"Old man," he ventured, kindly, "don't you think you'd better lie down and try to take a nice little nap——"

Sayre instantly chased him around the tree and caught him.

"Curt," he said savagely, "get over the idea that there's anything the matter with me mentally except love and righteous indignation. I am in love; and it hurts. I'm indignant, because those people are treating my sex with an outrageous and high-handed effrontery that would bring the blush of impotent rage to any masculine cheek!"

"What people?" said the other warily. "You needn't answer till you get your wits back."
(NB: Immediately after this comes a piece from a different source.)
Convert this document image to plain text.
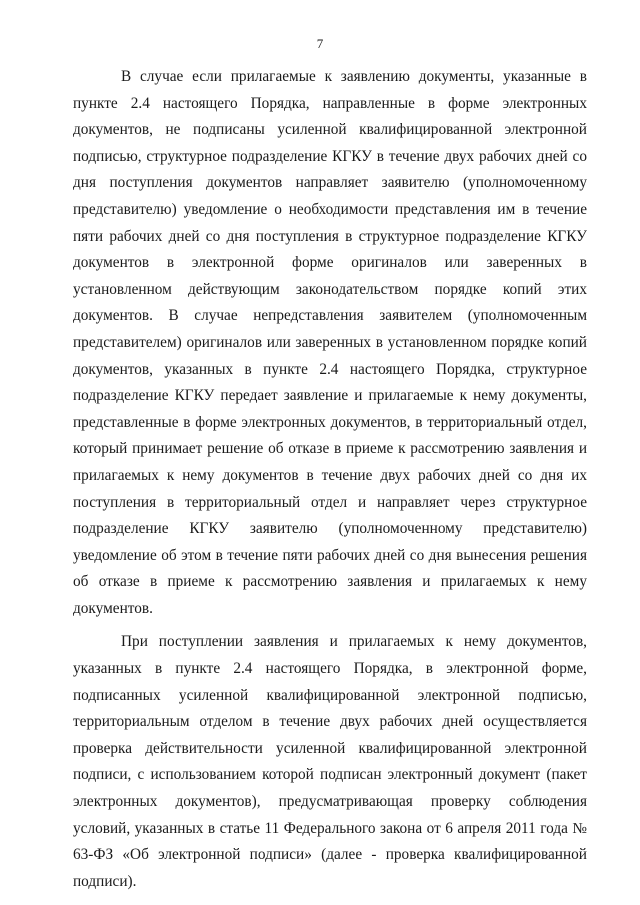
7

В случае если прилагаемые к заявлению документы, указанные в пункте 2.4 настоящего Порядка, направленные в форме электронных документов, не подписаны усиленной квалифицированной электронной подписью, структурное подразделение КГКУ в течение двух рабочих дней со дня поступления документов направляет заявителю (уполномоченному представителю) уведомление о необходимости представления им в течение пяти рабочих дней со дня поступления в структурное подразделение КГКУ документов в электронной форме оригиналов или заверенных в установленном действующим законодательством порядке копий этих документов. В случае непредставления заявителем (уполномоченным представителем) оригиналов или заверенных в установленном порядке копий документов, указанных в пункте 2.4 настоящего Порядка, структурное подразделение КГКУ передает заявление и прилагаемые к нему документы, представленные в форме электронных документов, в территориальный отдел, который принимает решение об отказе в приеме к рассмотрению заявления и прилагаемых к нему документов в течение двух рабочих дней со дня их поступления в территориальный отдел и направляет через структурное подразделение КГКУ заявителю (уполномоченному представителю) уведомление об этом в течение пяти рабочих дней со дня вынесения решения об отказе в приеме к рассмотрению заявления и прилагаемых к нему документов.

При поступлении заявления и прилагаемых к нему документов, указанных в пункте 2.4 настоящего Порядка, в электронной форме, подписанных усиленной квалифицированной электронной подписью, территориальным отделом в течение двух рабочих дней осуществляется проверка действительности усиленной квалифицированной электронной подписи, с использованием которой подписан электронный документ (пакет электронных документов), предусматривающая проверку соблюдения условий, указанных в статье 11 Федерального закона от 6 апреля 2011 года № 63-ФЗ «Об электронной подписи» (далее - проверка квалифицированной подписи).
"They're back, Curt; that twelve-foot fence of heavy elephant-proof wire which we noticed in the forest day before yesterday isn't the fencing to a game park. It encloses a thousand acres belonging to the New Race University. Did you know that?"

"What's The New Race University?" asked Langdon, astonished.

"You won't believe it—but, Curtis, it's a reservation for the—the p-p-propagation of a new and s-s-symmetrically p-p-proportioned race of g-g-god-like human beings! It's a deliberate attempt at cold-blooded scientific selection—an insult to every bald-headed, near-sighted, thin-shanked young man in the United States!"

"William," said the other, coaxingly, "you had better lie down and let me make some wafer soup for you."

"You listen to me. I'm getting calmer now. I want to tell you about these New Race women and their University and Amourette and Reginald Willett and the whole devilish business."

"Is there—is there really such a thing, William? You would not tell me a bind like that just to make a goat of me, would you?"